Footnote # 1 for 60 FLRA No. 161 - Authority's Decision

   Member Pope did not participate in this decision or the decision in United States Patent and Trademark Office, 57 FLRA 185 (2001), to which it is related.


Footnote # 2 for 60 FLRA No. 161 - Authority's Decision

   This decision moots the Union's request.


Footnote # 3 for 60 FLRA No. 161 - Authority's Decision

   The Authority has issued the following relevant decisions involving PTO and POPA:

   1.     28 FLRA 3 (1987) (Member Frazier concurring in the result) (PTO/POPA I).

   2.     28 FLRA 7 (1987) (Member Frazier concurring in the result) (PTO/POPA II).

   3.     41 FLRA 795 (1991) (PTO/POPA III).

   4.     45 FLRA 1090 (1992) (PTO/POPA IV).

   5.     47 FLRA 10 (1993) (PTO/POPA V).

   6.     57 FLRA 185 (2001) (PTO/POPA VI).

   In addition, courts have issued the following relevant decisions involving appeals of the indicated Authority decisions:

   1.     PTO v. FLRA, Nos. 87-3877-78 (4th Cir. 1990) (FLRA I) (reviewing PTO/POPA I and PTO/POPA II).

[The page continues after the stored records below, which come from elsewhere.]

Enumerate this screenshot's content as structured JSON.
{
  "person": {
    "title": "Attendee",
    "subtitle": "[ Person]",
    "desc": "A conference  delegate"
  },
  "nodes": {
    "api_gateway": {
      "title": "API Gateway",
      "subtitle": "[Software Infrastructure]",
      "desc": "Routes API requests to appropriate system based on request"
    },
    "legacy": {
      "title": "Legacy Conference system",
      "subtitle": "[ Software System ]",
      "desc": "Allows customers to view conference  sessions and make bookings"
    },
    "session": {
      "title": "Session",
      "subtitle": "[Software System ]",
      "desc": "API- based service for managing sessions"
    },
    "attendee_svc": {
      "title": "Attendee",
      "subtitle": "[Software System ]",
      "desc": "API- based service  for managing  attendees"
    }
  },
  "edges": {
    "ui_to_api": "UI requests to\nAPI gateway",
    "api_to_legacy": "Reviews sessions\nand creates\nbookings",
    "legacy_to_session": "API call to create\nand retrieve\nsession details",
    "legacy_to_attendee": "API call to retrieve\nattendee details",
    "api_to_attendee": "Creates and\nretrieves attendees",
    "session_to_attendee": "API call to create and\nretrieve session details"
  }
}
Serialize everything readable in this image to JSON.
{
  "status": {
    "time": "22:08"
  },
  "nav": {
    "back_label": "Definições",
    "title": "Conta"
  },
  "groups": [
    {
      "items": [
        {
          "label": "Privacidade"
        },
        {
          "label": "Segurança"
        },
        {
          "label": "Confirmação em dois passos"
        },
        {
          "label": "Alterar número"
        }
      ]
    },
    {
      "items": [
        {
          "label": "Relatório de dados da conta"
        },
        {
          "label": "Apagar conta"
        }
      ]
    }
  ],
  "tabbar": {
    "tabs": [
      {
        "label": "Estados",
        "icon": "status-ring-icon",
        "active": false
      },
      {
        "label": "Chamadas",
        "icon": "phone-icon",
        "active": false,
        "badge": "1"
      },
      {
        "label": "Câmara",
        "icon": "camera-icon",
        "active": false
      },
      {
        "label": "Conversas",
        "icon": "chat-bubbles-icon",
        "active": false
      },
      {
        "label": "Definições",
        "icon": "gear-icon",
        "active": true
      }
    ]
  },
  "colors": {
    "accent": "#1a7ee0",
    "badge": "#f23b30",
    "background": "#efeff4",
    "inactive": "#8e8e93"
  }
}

   2.     PTO v. FLRA, No. 92-2347 (4th Cir. 1993) (FLRA II) (reviewing PTO/POPA IV).

   3.     POPA v. FLRA, 26 F.3d 1148 (D.C. Cir. 1994) (FLRA III) (reviewing PTO/POPA V).

   4.     POPA v. FLRA, 37 Fed.Appx. 540 (D.C. Cir. 2002) (unpublished per curiam order) (FLRA IV) (reviewing PTO/POPA VI).


Footnote # 4 for 60 FLRA No. 161 - Authority's Decision

   Section 7103(a)(12) defines "collective bargaining" as the performance of the mutual obligation of union and agency representatives to meet and to bargain in good faith to reach agreement with respect to conditions of employment affecting employees in an appropriate unit and to execute, if requested by either party, a written document incorporating any agreement reached. Although the Agency disputes whether the collective bargaining agreement was the result of collective bargaining, the Agency does not dispute that the provisions of the Johnson interest arbitration award that were not disapproved by the agency head constitute a "collective bargaining agreement" within the meaning of § 7103(a)(8) of the Statute.


Footnote # 5 for 60 FLRA No. 161 - Authority's Decision

   Although we refuse to consider these arguments, we note that as conceded by the Union, an agreement takes effect pursuant to § 7114(c), subject to applicable laws, rules, and regulations. See, e.g., United States Dep't of Def., Educ. Activity, Arlington, Va., 56 FLRA 119, 121 (2000).


Footnote # 6 for 60 FLRA No. 161 - Authority's Decision

   Article 34, Section 1 is set forth in an appendix to this decision.